Metapher für Vernichtung
Blut taucht zudem in vielfacher Hinsicht als Metapher für Vernichtung auf. Auch hierbei wird letztlich auf die besondere Wirkkraft des Blutes abgehoben. Einen sprachlichen Beleg für diese unheilvolle Bedeutung von Blut bietet der Begriff der „Blutrache“: Als widerrechtliches, aber bis heute praktiziertes Prinzip zur Sühnung von Verbrechen bezieht sie ihre Rechtfertigung aus der Blutsverwandtschaft zwischen dem Opfer und dem Rache übenden Familienmitglied („Blutsbande“).
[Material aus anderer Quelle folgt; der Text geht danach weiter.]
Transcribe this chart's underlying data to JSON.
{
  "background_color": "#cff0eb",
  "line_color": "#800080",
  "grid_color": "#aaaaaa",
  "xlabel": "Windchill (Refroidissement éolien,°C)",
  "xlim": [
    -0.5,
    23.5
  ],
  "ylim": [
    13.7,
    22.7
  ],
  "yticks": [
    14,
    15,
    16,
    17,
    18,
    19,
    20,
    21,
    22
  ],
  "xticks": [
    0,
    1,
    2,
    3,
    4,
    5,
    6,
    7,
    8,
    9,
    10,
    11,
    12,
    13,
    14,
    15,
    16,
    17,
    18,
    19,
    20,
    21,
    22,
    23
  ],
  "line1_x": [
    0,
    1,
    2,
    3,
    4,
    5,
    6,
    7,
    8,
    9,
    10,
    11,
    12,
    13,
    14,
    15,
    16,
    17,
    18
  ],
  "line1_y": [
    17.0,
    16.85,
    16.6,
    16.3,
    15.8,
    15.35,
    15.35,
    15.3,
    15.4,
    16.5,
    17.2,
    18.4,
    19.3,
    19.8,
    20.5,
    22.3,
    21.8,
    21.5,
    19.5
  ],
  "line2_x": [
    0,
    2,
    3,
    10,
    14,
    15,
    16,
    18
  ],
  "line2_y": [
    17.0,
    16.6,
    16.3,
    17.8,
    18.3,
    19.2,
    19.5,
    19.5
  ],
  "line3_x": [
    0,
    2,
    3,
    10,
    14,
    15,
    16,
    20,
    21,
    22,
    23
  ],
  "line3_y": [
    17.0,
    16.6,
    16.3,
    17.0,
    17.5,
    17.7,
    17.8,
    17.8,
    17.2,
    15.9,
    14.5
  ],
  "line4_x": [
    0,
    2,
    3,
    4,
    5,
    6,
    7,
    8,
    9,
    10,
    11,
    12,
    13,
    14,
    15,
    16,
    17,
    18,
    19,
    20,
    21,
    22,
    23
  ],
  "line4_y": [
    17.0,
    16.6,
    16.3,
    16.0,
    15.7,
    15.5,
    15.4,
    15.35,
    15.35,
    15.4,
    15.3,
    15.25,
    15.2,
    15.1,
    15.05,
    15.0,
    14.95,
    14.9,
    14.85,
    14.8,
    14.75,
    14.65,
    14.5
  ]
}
Ähnlich negativ besetzt ist der Begriff „Blutrausch“: Hier führt das wallende Blut zu einem Kontrollverlust, der potenziell vernichtende Tätlichkeiten nach sich zieht und zu unheilvollen Szenarien führt, für die wiederum entsprechende sprachliche Bilder genutzt werden (zum Beispiel „Blutbad“).
Vor dem Hintergrund der vorgenannten, höchst verschiedenen Bedeutungsinhalte von Blut kann es nicht überraschen, dass dieses darüberhinaus als Argumentationshilfe zur Stiftung von Gemeinschaft („Blutsverwandtschaft“), zugleich aber auch – negativ gewendet – zur Ausgrenzung von Individuen und sozialen Gruppen herangezogen wurde. Annette Weber, die sich intensiv mit antijüdischen Blutlegenden beschäftigt hat, verweist auf die sogenannten „Blutbeschuldigungen“ gegen Juden, denen seit dem Mittelalter vorgeworfen wurde, christliche Kinder rituell zu ermorden, weil sie angeblich deren Blut für das Pessachfest bräuchten.
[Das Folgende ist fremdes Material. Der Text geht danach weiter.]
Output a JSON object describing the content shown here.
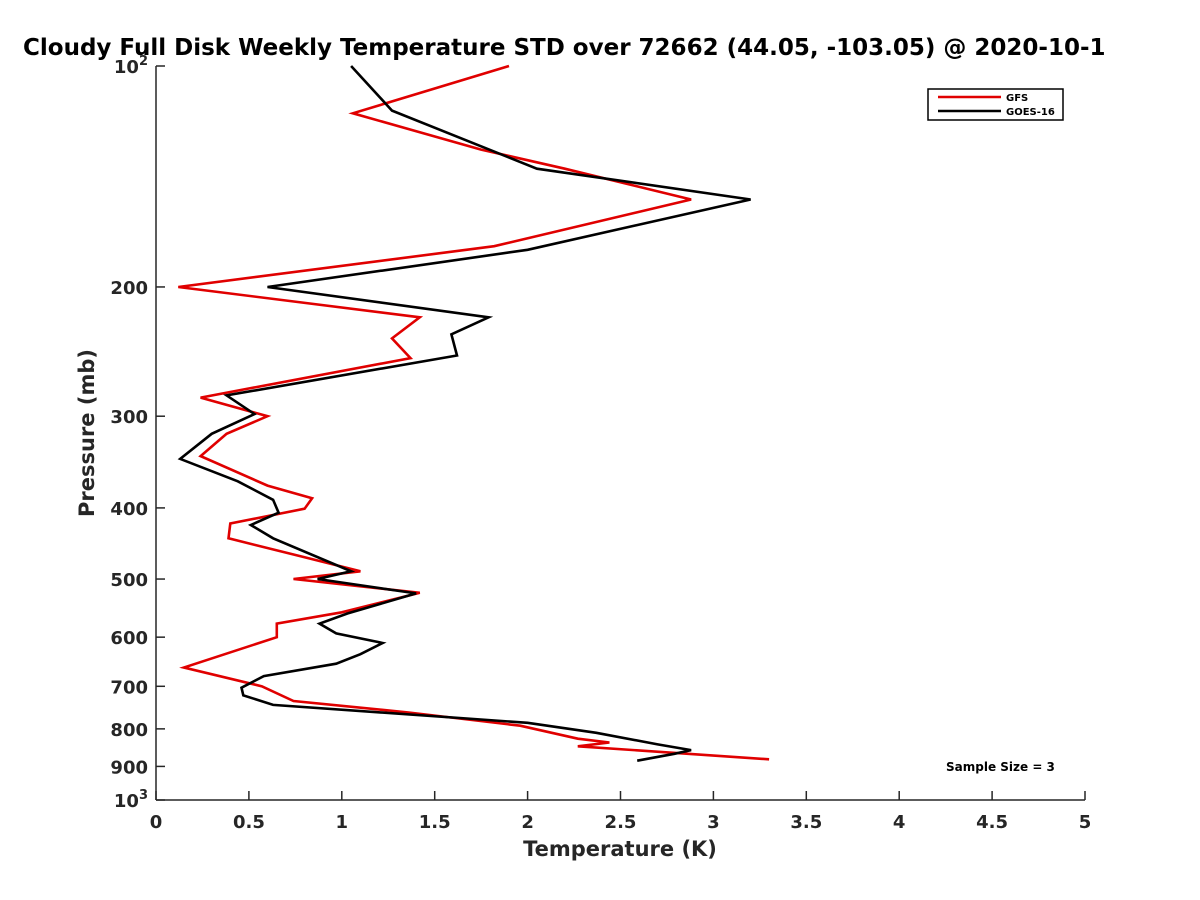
{
  "chart_data": {
    "type": "line",
    "title": "Cloudy Full Disk Weekly Temperature STD over 72662 (44.05, -103.05) @ 2020-10-1",
    "xlabel": "Temperature (K)",
    "ylabel": "Pressure (mb)",
    "xlim": [
      0,
      5
    ],
    "ylim": [
      100,
      1000
    ],
    "yscale": "log",
    "y_reversed": true,
    "x_ticks": [
      "0",
      "0.5",
      "1",
      "1.5",
      "2",
      "2.5",
      "3",
      "3.5",
      "4",
      "4.5",
      "5"
    ],
    "x_tick_values": [
      0,
      0.5,
      1,
      1.5,
      2,
      2.5,
      3,
      3.5,
      4,
      4.5,
      5
    ],
    "y_ticks": [
      {
        "value": 100,
        "base": "10",
        "exp": "2"
      },
      {
        "value": 200,
        "label": "200"
      },
      {
        "value": 300,
        "label": "300"
      },
      {
        "value": 400,
        "label": "400"
      },
      {
        "value": 500,
        "label": "500"
      },
      {
        "value": 600,
        "label": "600"
      },
      {
        "value": 700,
        "label": "700"
      },
      {
        "value": 800,
        "label": "800"
      },
      {
        "value": 900,
        "label": "900"
      },
      {
        "value": 1000,
        "base": "10",
        "exp": "3"
      }
    ],
    "grid": false,
    "legend_position": "top-right",
    "annotation": "Sample Size = 3",
    "series": [
      {
        "name": "GFS",
        "color": "#e00000",
        "points": [
          {
            "x": 1.9,
            "p": 100
          },
          {
            "x": 1.06,
            "p": 116
          },
          {
            "x": 1.75,
            "p": 130
          },
          {
            "x": 2.2,
            "p": 138
          },
          {
            "x": 2.88,
            "p": 152
          },
          {
            "x": 1.82,
            "p": 176
          },
          {
            "x": 0.12,
            "p": 200
          },
          {
            "x": 1.42,
            "p": 220
          },
          {
            "x": 1.27,
            "p": 235
          },
          {
            "x": 1.37,
            "p": 250
          },
          {
            "x": 0.24,
            "p": 283
          },
          {
            "x": 0.6,
            "p": 300
          },
          {
            "x": 0.38,
            "p": 317
          },
          {
            "x": 0.24,
            "p": 340
          },
          {
            "x": 0.6,
            "p": 373
          },
          {
            "x": 0.84,
            "p": 388
          },
          {
            "x": 0.8,
            "p": 401
          },
          {
            "x": 0.4,
            "p": 420
          },
          {
            "x": 0.39,
            "p": 440
          },
          {
            "x": 0.8,
            "p": 467
          },
          {
            "x": 1.1,
            "p": 488
          },
          {
            "x": 0.74,
            "p": 500
          },
          {
            "x": 1.42,
            "p": 522
          },
          {
            "x": 1.0,
            "p": 555
          },
          {
            "x": 0.65,
            "p": 575
          },
          {
            "x": 0.65,
            "p": 600
          },
          {
            "x": 0.15,
            "p": 660
          },
          {
            "x": 0.57,
            "p": 700
          },
          {
            "x": 0.74,
            "p": 733
          },
          {
            "x": 1.36,
            "p": 760
          },
          {
            "x": 1.96,
            "p": 792
          },
          {
            "x": 2.27,
            "p": 825
          },
          {
            "x": 2.44,
            "p": 835
          },
          {
            "x": 2.27,
            "p": 845
          },
          {
            "x": 3.3,
            "p": 880
          }
        ]
      },
      {
        "name": "GOES-16",
        "color": "#000000",
        "points": [
          {
            "x": 1.05,
            "p": 100
          },
          {
            "x": 1.27,
            "p": 115
          },
          {
            "x": 2.05,
            "p": 138
          },
          {
            "x": 3.2,
            "p": 152
          },
          {
            "x": 2.0,
            "p": 178
          },
          {
            "x": 0.6,
            "p": 200
          },
          {
            "x": 1.79,
            "p": 220
          },
          {
            "x": 1.59,
            "p": 232
          },
          {
            "x": 1.62,
            "p": 248
          },
          {
            "x": 0.38,
            "p": 281
          },
          {
            "x": 0.53,
            "p": 298
          },
          {
            "x": 0.3,
            "p": 317
          },
          {
            "x": 0.13,
            "p": 343
          },
          {
            "x": 0.44,
            "p": 368
          },
          {
            "x": 0.63,
            "p": 390
          },
          {
            "x": 0.66,
            "p": 406
          },
          {
            "x": 0.51,
            "p": 422
          },
          {
            "x": 0.63,
            "p": 440
          },
          {
            "x": 1.05,
            "p": 488
          },
          {
            "x": 0.87,
            "p": 500
          },
          {
            "x": 1.4,
            "p": 523
          },
          {
            "x": 1.03,
            "p": 557
          },
          {
            "x": 0.88,
            "p": 575
          },
          {
            "x": 0.97,
            "p": 593
          },
          {
            "x": 1.22,
            "p": 611
          },
          {
            "x": 1.1,
            "p": 633
          },
          {
            "x": 0.97,
            "p": 652
          },
          {
            "x": 0.58,
            "p": 678
          },
          {
            "x": 0.46,
            "p": 703
          },
          {
            "x": 0.47,
            "p": 720
          },
          {
            "x": 0.63,
            "p": 742
          },
          {
            "x": 2.0,
            "p": 785
          },
          {
            "x": 2.37,
            "p": 810
          },
          {
            "x": 2.7,
            "p": 840
          },
          {
            "x": 2.88,
            "p": 855
          },
          {
            "x": 2.79,
            "p": 865
          },
          {
            "x": 2.59,
            "p": 884
          }
        ]
      }
    ]
  }
}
Derartige diskriminierende Deutungen lassen sich bis in die Moderne nachweisen und fanden bekanntlich gerade im 20. Jahrhundert einen traurigen Höhepunkt: Ein anschauliches Beispiel bietet der Terminus „Blutsgemeinschaft“ als „Inbegriff einer rassischen Gemeinschaft“, deren ausgrenzender und menschenverachtender Charakter in den Nürnberger Rassegesetzen von 1935 zum Ausdruck kam und nachfolgend zu Tötungen von Menschen führte, die nicht dieser Blutsgemeinschaft angehörten.
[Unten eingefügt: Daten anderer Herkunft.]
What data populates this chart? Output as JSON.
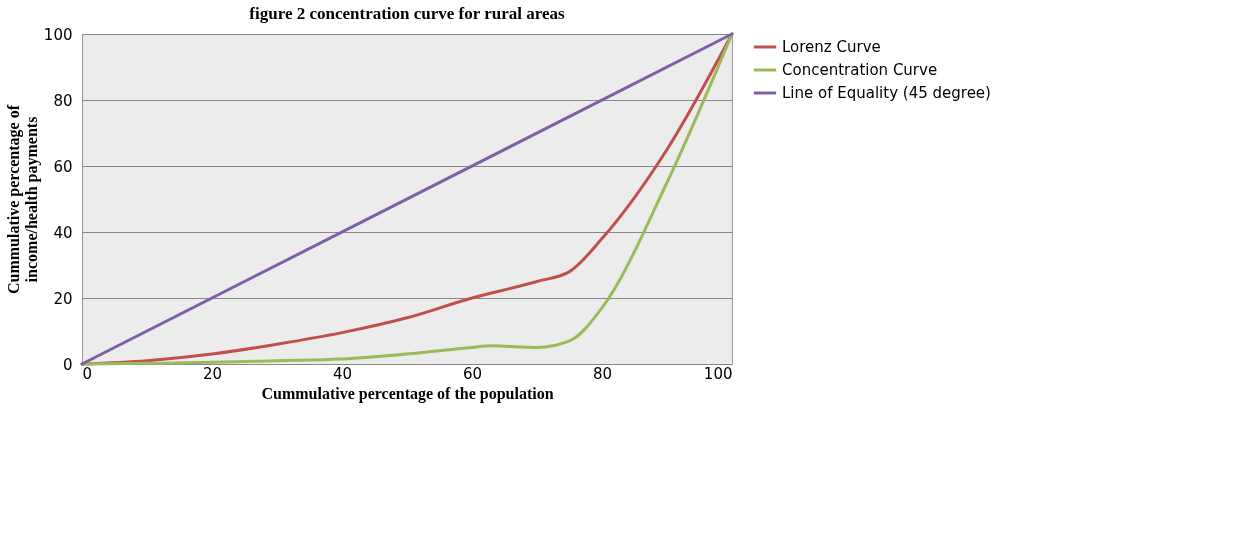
{
  "chart_data": {
    "type": "line",
    "title": "figure 2 concentration curve for rural areas",
    "xlabel": "Cummulative percentage of the population",
    "ylabel": "Cummulative percentage of income/health payments",
    "xlim": [
      0,
      100
    ],
    "xticks": [
      0,
      20,
      40,
      60,
      80,
      100
    ],
    "ylim": [
      0,
      100
    ],
    "yticks": [
      0,
      20,
      40,
      60,
      80,
      100
    ],
    "grid": "y",
    "legend": "right",
    "marker": "none",
    "line_style": "solid",
    "series": [
      {
        "name": "Lorenz Curve",
        "color": "#c0504d",
        "x": [
          0,
          10,
          20,
          30,
          40,
          50,
          60,
          70,
          75,
          80,
          90,
          100
        ],
        "values": [
          0,
          1,
          3,
          6,
          9.5,
          14,
          20,
          25,
          28,
          38,
          65,
          100
        ]
      },
      {
        "name": "Concentration Curve",
        "color": "#9bbb59",
        "x": [
          0,
          10,
          20,
          30,
          40,
          50,
          60,
          63,
          70,
          75,
          80,
          90,
          100
        ],
        "values": [
          0,
          0.2,
          0.5,
          1,
          1.5,
          3,
          5,
          5.5,
          5,
          7,
          17,
          55,
          100
        ]
      },
      {
        "name": "Line of Equality (45 degree)",
        "color": "#7f5fa8",
        "x": [
          0,
          100
        ],
        "values": [
          0,
          100
        ]
      }
    ]
  }
}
Blut wirkt somit – je nach gesellschaftspolitischem und ideologischem Hintergrund – als integrierendes oder ausschließendes Element, als legitimierende oder delegitimierende Substanz, als Rechtfertigungsfigur für sozialen Auf- oder Abstieg und letztlich – mit Blick auf die grausamen Menschenopfer des Nationalsozialismus – auch als Metapher für Leben und Tod.
Doppeldeutige Symbolik
Die beschriebenen Beispiele zeigen, dass das Blut als Symbol der menschlichen Vitalkraft vielfältige – und teilweise höchst widersprüchliche – Bedeutungen entfaltet. Diese sind kultur- und epochenübergreifend nachweisbar und hinterlassen Spuren in Medizin und Alternativmedizin, in Literatur und Kunst, in Religion, Volksglauben und neuheidnischen Alternativreligionen, in der Linguistik wie auch in verschiedenen politischen Ideologien. Dabei ist Blut keineswegs durchgängig positiv konnotiert; vielmehr finden sich ausgeprägte Doppeldeutigkeiten, wie die volkstümliche Unterscheidung von „gutem Blut“ und „bösem Blut“ bereits auf eindrucksvolle Weise zeigt, aber auch dezidiert negative Bedeutungszusammenhänge. Ebenso lässt sich zeigen, dass Blut im gegenständlichen wie im argumentativen Sinn eingesetzt wird, um bestimmte Interessen zu vertreten und spezifischen Zwecken zu dienen. So unterschiedlich diese „Instumentalisierungsversuche“ auch ausfallen – sie fußen allesamt auf einem Verständnis von Blut als dem Kraftstoff des Lebens.